I'm working on a Lex+Yacc calculator that is capable of performing basic arithmetic operations, as well as supporting usage of parentheses. From my testing, it is capable of handling essentially every scenario, providing an integer solution for valid inputs, and indicating an input was invalid if invalid input is provided.

However, in my testing I found that if I simply type in: 5) or 99+22+33) or basically anything where ')' is the final character, it'll still be deemed valid. In fact, I could even type in "7)asdfghjk", and it would deem it valid and still output 7. It seems like when there is a lone ')' at the end it does not care.
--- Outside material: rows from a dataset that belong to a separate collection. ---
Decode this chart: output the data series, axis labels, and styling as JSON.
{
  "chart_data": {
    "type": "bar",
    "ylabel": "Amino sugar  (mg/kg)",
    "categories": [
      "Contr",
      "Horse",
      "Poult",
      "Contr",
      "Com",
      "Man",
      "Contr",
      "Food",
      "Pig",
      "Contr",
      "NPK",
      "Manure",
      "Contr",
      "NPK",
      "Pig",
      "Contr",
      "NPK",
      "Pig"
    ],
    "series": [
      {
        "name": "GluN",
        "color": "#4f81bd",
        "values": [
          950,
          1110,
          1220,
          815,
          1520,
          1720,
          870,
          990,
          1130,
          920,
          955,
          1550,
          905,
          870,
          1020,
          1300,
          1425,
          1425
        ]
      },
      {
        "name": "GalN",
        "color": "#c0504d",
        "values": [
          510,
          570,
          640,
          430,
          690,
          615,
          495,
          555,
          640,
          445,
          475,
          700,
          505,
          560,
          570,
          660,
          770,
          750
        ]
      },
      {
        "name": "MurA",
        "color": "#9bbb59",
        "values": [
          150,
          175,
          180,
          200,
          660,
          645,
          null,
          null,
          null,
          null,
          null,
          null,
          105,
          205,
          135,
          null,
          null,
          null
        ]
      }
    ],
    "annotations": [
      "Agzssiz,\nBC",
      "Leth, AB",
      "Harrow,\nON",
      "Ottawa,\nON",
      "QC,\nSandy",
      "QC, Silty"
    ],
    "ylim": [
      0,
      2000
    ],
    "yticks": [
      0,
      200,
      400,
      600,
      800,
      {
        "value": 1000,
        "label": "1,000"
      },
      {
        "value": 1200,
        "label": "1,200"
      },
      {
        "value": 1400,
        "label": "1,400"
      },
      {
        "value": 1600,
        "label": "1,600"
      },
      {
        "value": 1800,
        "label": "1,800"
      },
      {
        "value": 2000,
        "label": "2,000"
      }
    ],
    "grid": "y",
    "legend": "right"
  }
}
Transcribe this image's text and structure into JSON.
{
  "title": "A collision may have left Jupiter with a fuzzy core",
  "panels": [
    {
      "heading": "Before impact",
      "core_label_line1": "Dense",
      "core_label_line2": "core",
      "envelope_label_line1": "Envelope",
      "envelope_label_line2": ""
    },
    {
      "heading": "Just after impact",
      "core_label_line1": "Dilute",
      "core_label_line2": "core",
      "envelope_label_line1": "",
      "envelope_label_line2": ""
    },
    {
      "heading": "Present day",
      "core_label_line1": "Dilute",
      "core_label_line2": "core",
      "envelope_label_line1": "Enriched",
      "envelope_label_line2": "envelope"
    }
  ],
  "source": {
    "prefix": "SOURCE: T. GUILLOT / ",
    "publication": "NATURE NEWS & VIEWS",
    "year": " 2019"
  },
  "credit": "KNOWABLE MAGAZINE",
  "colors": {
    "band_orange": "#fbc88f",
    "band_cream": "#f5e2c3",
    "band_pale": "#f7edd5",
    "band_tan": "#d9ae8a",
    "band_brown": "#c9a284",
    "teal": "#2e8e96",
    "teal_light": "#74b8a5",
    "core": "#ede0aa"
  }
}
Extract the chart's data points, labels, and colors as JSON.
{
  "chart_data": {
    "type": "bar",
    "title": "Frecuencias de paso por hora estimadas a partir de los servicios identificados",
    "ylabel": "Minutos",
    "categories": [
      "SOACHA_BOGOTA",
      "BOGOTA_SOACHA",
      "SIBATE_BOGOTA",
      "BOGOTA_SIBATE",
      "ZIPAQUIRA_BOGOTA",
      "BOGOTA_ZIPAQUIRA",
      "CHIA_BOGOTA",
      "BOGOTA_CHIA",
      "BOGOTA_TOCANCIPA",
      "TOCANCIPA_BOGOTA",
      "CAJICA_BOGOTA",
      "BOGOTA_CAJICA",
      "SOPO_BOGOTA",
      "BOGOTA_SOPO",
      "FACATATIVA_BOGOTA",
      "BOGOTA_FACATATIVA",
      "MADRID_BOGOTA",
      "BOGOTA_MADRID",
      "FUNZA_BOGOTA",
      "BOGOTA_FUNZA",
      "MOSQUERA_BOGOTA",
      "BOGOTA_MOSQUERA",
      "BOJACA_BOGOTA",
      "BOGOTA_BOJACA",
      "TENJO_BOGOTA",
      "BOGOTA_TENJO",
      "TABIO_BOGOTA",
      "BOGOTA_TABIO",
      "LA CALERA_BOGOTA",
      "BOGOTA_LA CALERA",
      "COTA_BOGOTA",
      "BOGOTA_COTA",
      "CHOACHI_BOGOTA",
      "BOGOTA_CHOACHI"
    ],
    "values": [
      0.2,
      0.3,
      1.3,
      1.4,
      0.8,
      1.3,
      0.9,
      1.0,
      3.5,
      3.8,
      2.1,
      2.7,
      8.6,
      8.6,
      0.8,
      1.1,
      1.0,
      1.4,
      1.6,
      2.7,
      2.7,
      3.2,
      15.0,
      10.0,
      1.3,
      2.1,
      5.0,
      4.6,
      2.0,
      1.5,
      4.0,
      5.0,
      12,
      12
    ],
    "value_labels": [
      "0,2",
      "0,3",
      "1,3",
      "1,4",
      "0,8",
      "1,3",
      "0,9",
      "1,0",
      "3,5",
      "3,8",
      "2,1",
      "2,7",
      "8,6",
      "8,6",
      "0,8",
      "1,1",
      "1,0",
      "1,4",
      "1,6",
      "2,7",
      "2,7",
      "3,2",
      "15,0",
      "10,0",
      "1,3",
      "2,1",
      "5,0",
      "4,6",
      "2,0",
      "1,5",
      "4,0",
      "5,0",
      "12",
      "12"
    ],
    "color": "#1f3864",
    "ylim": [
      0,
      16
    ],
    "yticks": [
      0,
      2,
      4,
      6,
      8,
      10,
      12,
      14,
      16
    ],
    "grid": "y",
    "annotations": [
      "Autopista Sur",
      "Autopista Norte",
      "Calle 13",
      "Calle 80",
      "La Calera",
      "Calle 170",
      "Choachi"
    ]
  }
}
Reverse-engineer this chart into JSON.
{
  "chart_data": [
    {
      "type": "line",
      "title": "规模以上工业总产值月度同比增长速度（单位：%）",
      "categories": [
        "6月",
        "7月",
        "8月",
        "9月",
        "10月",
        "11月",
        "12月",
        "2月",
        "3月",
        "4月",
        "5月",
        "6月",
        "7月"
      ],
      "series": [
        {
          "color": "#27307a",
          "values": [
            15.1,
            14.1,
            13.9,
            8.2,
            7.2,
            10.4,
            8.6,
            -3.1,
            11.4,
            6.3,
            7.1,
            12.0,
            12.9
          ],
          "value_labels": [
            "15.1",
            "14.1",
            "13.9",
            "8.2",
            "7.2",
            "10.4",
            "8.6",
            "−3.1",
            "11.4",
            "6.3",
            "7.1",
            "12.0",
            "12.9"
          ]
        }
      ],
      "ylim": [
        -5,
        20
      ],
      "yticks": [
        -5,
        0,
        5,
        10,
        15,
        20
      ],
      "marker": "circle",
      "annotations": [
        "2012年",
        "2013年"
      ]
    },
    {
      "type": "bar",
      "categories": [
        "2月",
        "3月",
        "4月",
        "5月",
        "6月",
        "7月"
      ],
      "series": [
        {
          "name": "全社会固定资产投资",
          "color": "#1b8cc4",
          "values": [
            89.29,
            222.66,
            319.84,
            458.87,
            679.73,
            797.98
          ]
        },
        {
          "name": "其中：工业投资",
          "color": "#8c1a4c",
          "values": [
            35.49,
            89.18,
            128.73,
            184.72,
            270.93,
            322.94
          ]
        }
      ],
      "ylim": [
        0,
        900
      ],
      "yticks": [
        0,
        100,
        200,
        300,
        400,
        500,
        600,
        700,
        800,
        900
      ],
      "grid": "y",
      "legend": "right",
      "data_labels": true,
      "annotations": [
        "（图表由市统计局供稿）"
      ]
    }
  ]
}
Whereas if I had (5 it would error out.

My Lex file and Yacc file are provided below. Any help would be greatly appreciated. Thank you so much.

Lex File:

/* ========== DECLARATIONS SECTION ========== */
%{
    #include <stdio.h>
    #include <stdlib.h>
    #include "y.tab.h"
    extern int yylval;
%}
/* ========================================== */



/* ========== SHORTHAND DEFINITIONS ========= */
/* ========================================== */



/* ================== RULES ================= */
%%
([1-9][0-9]*|0) { 
    yylval = atoi(yytext);
    return INT;
}

[+] {return PLUS;}
[-] {return MINUS;}
[*] {return MULT;}
[/] {return DIV;}
[(] {return LPAREN;}
[)] {return RPAREN;}
[ \t] {;}
[\n] {return 0;}
. {yyerror();}
%%
/* ========================================== */



/* ================ USER CODE =============== */
int yywrap() {
    return 1;
}
/* ========================================== */

Yacc File:

/* ========== DECLARATIONS SECTION ========== */
%{
    #include <stdio.h>
    #include <stdlib.h>
%}

%token INT

%left PLUS MINUS
%left MULT DIV
%left UMINUS
%left LPAREN RPAREN
/* ========================================== */



/* ============ GRAMMAR SECTION ============= */
%%
ResultantExpression: E{
    printf("Result = %d\n", $$);

    return 0;
};


E: E PLUS T {$$ = $1 + $3;}
 | E MINUS T {$$ = $1 - $3;}
 | MINUS E %prec UMINUS {$$ = -$2;}
 | T {$$ = $1;}
 ;

T: T MULT F {$$ = $1 * $3;}
 | T DIV F {if ($3 == 0) {yyerror();} else {$$ = $1 / $3;}}
 | F {$$ = $1;}
 ;

F: INT {$$ = $1;}
 | LPAREN E RPAREN {$$ = ($2);}
 ; 
%%
/* ========================================== */



/* ============ USER CODE SECTION =========== */
int main() {
    printf("Enter the expression:\n");
    yyparse();

    return 0;
}

void yyerror() {
    printf("The entered expression is invalid!\n");
    exit(1);
}

/* ========================================== */

Answer 1

Because you have a return 0; in your ResultExpression action, it will exit successfully after recognizing a ResultExpression, even if there is more input. If you want to check for a correct EOF after that, remove the return 0; and let it continue parsing -- it will give a syntax error message if there's any garbage left in the input, or return successfully if there is the expected newline (which your lexer returns as EOF).